Вопреки обыкновению, тетя Милли сразу согласилась платить за меня и даже не прочла при этом маме наставления. Она приберегла его для меня и выложила, зайдя к нам часа через два. Повторения никогда не смущали ее, а потому она высказала все, что я уже слышал три года назад, в дни банкротства отца. На успех мне рассчитывать нечего. Скорее всего, меня ждет в средней школе самая скромная роль.
— Ты слишком высокого мнения о себе, — со страстной убежденностью заявила тетя Милли, сохраняя при этом каменное выражение лица. — Но упрекать за это надо не тебя. Виновата твоя мать, которая вбивает тебе в голову, что ты какой-то особенный. Не удивительно, что ты так много о себе воображаешь.
По твердому убеждению тети Милли, мне предстояло плестись позади всех моих однокашников. О том, чтобы нагнать их, судя по всему, не могло быть и речи. Она считала бы свои расходы оправданными уже в том случае, если бы я добрел до конца школы без особо неблагоприятных высказываний о моей особе. Пришлось мне еще раз выслушать и ее наказ.
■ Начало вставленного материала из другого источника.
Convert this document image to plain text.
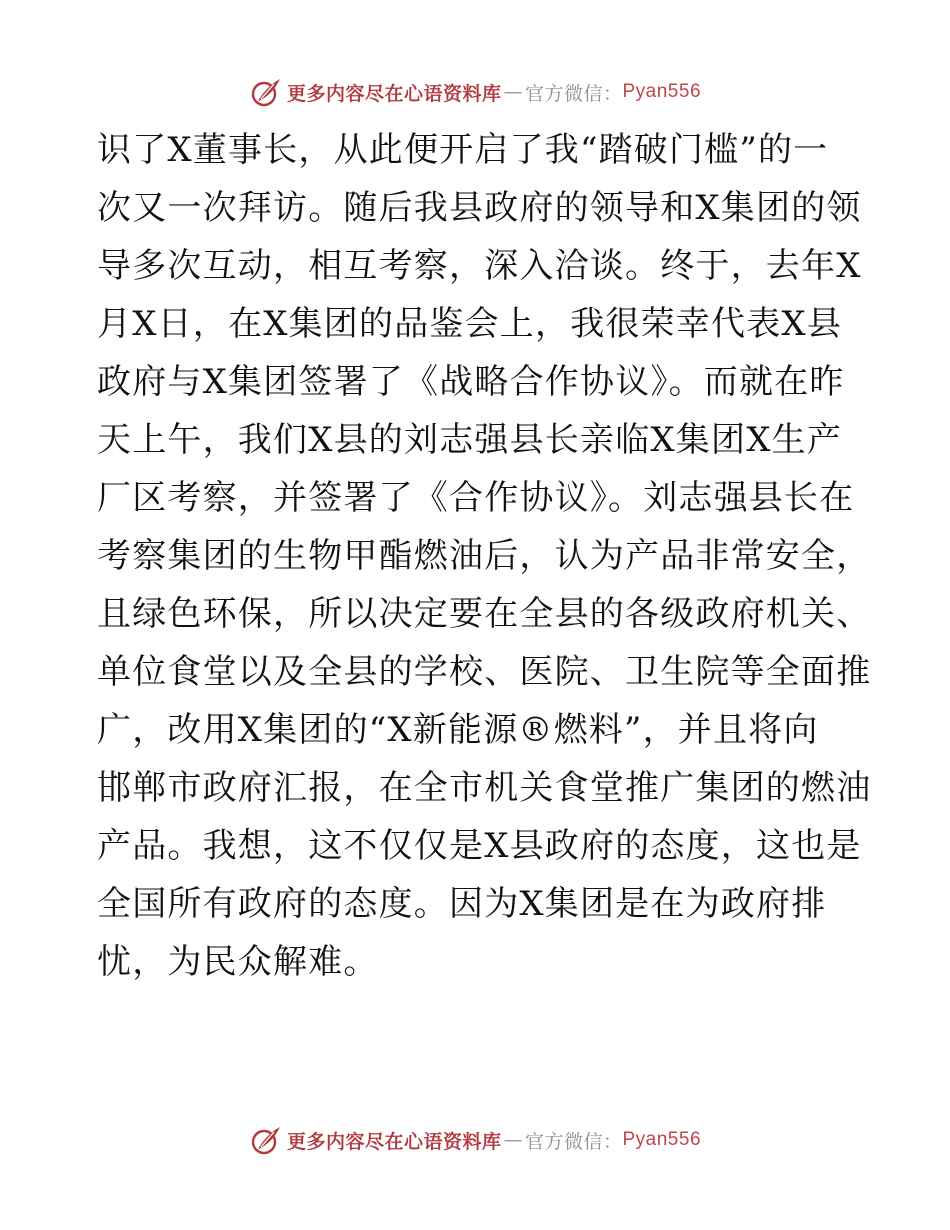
更多内容尽在心语资料库 — 官方微信： Pyan556
识了X董事长，从此便开启了我“踏破门槛”的一
次又一次拜访。随后我县政府的领导和X集团的领
导多次互动，相互考察，深入洽谈。终于，去年X
月X日，在X集团的品鉴会上，我很荣幸代表X县
政府与X集团签署了《战略合作协议》。而就在昨
天上午，我们X县的刘志强县长亲临X集团X生产
厂区考察，并签署了《合作协议》。刘志强县长在
考察集团的生物甲酯燃油后，认为产品非常安全，
且绿色环保，所以决定要在全县的各级政府机关、
单位食堂以及全县的学校、医院、卫生院等全面推
广，改用X集团的“X新能源®燃料”，并且将向
邯郸市政府汇报，在全市机关食堂推广集团的燃油
产品。我想，这不仅仅是X县政府的态度，这也是
全国所有政府的态度。因为X集团是在为政府排
忧，为民众解难。
更多内容尽在心语资料库 — 官方微信： Pyan556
Если, вопреки ее ожиданиям, я приобрету в школе такие знания, которые позволят мне зарабатывать на жизнь, первейшая моя обязанность — накопить побольше денег, чтобы расплатиться с долгами отца из расчета двадцать шиллингов за фунт и восстановить его честное имя.
Я уже привык молча выслушивать тетю Милли. Иногда она доводила меня до белого каления, но вообще-то я сносил ее нападки стоически. Впрочем, мой стоицизм оказался недостаточно крепким, что показало одно происшествие, случившееся в первые месяцы моего пребывания в новой школе.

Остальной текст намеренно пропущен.